Heading for chaos

Author: 
Arab News Editorial 12 January 2002
Publication Date: 
Sat, 2002-01-12 03:00

The Zimbabwean Parliament has just passed a series of laws, one of which makes it a criminal offense to ridicule President Robert Mugabe. This seems odd, since Mugabe is now making a fool of himself.

His draconian new laws make a mockery of everything which the Zimbabwean president claims to stand for. With the sweeping powers to muzzle virtually any opposition, the country can no longer claim to be a democracy. The majority of Zimbabweans are heartily fed up with the corruption and misrule that has dogged their country since independence in 1980, when Mugabe took control, first as prime minister and later as president.

Though Zimbabwe has suffered from outside economic pressures, the greater part of the responsibility for the country’s economic collapse lies in the discredited socialist policies to which the president has clung doggedly. As a man who cut his political teeth fighting the white colonial regime of Ian Smith, Mugabe could never bring himself to accept the continued dominance of white farmers, upon whose efficiency much of the country’s export earnings rested.

The land issue is a legitimate one. Substantial white farms were created out of the best land, which was seized by the early colonialists from its tribal owners. After independence, a few of these farms passed into black ownership, generally into the hands of political cronies of Mugabe, but most stayed under white control. These whites, however, did commit themselves to the new Zimbabwe and believed that because of their pivotal economic role, their fortunate position would remain secure.

For a long while, it seemed that ZANU-PF accepted the economic reality of this arrangement. But as Mugabe’s half-baked socialist politics brought about the financial collapse of his country, he cast around for a scapegoat for his own ineptitude. In targeting the white-owned farms, he let his political prejudices have full rein. It mattered not that the carving up of these great estates into thousands of holdings for subsistence farmers would destroy what remained of Zimbabwe’s ability to earn precious foreign currency. He hoped the campaign would shift attention from his own dire performance. Unfortunately for him, the political opposition that has grown so rapidly, is not merely from pauperized whites, but from great swathes of black citizens who have been served no better by the regime.

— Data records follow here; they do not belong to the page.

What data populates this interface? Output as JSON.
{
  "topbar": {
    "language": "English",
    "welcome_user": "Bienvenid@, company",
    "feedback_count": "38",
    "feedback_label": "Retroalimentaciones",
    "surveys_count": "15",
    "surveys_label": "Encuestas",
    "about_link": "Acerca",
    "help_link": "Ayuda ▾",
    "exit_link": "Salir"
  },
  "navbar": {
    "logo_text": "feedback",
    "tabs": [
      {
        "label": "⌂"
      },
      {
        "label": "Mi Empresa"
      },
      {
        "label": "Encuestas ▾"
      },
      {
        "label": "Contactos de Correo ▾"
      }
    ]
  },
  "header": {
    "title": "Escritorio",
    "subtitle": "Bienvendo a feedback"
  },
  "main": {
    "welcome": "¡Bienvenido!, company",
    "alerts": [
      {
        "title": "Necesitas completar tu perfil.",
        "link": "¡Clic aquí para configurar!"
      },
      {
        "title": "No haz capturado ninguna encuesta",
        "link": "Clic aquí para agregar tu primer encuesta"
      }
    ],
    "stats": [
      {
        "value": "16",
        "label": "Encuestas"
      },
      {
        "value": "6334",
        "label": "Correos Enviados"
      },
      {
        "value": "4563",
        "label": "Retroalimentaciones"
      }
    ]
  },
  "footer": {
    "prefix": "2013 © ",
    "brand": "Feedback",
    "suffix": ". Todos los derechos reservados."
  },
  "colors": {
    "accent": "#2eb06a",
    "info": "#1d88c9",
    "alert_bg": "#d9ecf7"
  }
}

By dividing his country so decisively, then seeking to cling to power through using the arbitrary powers of a police state, Mugabe is leaving a bitter inheritance for those who succeed him. Now that the Pandora’s box of fascistic powers has been opened, there is no guarantee that a future non-ZANU-PF government will not also choose to use them in its turn. In politically unstable countries, injustice feeds upon injustice

To his credit, history will record that when his own ZANU party merged with the ZAPU party of Joshua Nkomo in 1988, Mugabe did not press ahead with plans to introduce a one-party state. It was widely believed that he saw then the chaos this arrangement had produced in other black African countries. Unfortunately, in the eventide of his political career, he has lost such good judgment. As a result, he has set Zimbabwe on a course, full speed, for conflict and chao.